When we change definitions of minimum speed, for example, we automatically increase the number or percentage of locations or people that cannot buy the product. Colloquially, that is known as “moving the goalposts.” Put another way, our understanding of “broadband” changes over time.
The classic definition of broadband was that it was any service running at speeds of 1.5 Mbps. In the U.S. market the official definition of “broadband” is 25 Mbps. But most consumers buy service at speeds an order of magnitude higher than the minimum definition. Yesterday’s power user is today’s light user.
And though new platforms might help, a continuing evolution of our definitions to support an increase in minimum speeds will continue to be a challenge for any market or country with lots of rural or thinly-populated areas. In the United States, six percent of the land mass is where most of the people live.
How we define the market also affects our analysis of the amount of competition in the consumer broadband market. The common observation in the U.S. market, for example, is that minimum service at 25 Mbps is unavailable to “millions” of people.

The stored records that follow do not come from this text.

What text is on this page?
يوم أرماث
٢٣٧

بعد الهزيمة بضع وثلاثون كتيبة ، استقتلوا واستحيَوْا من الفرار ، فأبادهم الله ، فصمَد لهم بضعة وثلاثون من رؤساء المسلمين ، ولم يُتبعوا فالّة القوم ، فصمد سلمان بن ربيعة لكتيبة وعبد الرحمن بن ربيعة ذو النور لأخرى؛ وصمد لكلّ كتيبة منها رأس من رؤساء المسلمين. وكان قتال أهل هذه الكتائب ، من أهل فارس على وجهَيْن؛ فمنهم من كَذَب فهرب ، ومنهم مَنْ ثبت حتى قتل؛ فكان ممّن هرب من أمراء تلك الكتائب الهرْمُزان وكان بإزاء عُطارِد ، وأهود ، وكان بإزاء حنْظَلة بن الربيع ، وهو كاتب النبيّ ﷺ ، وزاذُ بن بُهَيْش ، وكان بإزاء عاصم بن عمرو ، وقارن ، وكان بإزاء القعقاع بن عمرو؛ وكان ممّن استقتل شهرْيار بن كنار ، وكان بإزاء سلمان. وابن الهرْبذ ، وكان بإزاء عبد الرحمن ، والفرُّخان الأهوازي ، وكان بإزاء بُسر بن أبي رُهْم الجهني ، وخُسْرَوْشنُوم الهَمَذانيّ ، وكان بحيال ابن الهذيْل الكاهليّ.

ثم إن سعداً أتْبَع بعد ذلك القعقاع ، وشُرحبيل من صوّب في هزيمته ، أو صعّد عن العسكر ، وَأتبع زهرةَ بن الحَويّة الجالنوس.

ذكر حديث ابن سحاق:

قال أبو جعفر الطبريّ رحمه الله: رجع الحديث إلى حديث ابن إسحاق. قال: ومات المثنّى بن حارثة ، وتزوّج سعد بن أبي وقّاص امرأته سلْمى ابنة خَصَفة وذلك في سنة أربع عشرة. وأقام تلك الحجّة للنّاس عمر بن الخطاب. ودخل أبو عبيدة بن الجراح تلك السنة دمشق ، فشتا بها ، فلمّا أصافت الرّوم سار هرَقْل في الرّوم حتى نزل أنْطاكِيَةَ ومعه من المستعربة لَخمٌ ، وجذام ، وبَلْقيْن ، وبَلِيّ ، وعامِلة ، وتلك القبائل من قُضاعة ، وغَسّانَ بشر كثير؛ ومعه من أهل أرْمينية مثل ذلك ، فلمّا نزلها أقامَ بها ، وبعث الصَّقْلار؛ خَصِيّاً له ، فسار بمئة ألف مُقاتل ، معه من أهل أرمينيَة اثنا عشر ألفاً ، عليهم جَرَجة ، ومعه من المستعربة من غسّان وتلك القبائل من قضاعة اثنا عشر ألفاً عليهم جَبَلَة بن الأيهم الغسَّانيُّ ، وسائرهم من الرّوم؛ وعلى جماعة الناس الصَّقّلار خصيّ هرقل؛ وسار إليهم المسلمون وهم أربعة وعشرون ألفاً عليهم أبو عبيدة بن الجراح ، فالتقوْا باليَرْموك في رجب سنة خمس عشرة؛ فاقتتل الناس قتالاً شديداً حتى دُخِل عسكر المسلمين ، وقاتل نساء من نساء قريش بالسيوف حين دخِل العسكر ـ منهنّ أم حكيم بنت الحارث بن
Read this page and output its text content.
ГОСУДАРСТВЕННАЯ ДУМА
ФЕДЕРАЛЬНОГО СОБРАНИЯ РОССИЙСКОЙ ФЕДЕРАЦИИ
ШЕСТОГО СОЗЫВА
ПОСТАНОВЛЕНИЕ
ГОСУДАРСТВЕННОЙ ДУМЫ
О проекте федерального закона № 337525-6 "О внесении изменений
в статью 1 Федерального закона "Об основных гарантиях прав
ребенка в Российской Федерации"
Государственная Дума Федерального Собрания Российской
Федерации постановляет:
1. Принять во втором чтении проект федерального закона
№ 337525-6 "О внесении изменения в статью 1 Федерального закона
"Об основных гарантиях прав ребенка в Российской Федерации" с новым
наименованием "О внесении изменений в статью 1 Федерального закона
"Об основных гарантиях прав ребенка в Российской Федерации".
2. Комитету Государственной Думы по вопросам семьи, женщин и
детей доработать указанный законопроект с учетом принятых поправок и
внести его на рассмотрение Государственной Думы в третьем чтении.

Of course, that finding requires a big assumption, namely that all satellite and mobile services are excluded from the analysis. Two U.S. satellite suppliers sell broadband access across virtually the entire continental land mass, while mobile speeds already exceeded the minimum threshold in 2019 and early 2020.
If any and all services supplying 25 Mbps or faster speeds are considered, it might be very difficult to find any U.S. locations unserved by at least two providers.
The point is that definitions and assumptions matter. By continually increasing the speed used as the definition of “broadband,” we will almost arbitrarily keep moving the goal line on who has it, where it is available and how many competitors can sell it.
Ignore for the moment consumer choice, which has shown that most consumers buy services in the middle of the range: not the most costly or least costly; not the fastest or slowest offerings.
Because “typical, average or median speeds” will keep getting higher, so will our definitions be adjusted. But at a time when satellite and mobile minimum and average speeds often already exceed the minimum definitions, and where most fixed network consumers buy services an order of magnitude above the “minimum” threshold, it is hard to “close the digital divide.”
There likely will always be some statistical gaps. Where there is a serious “problem” actually is--or will be--more debatable.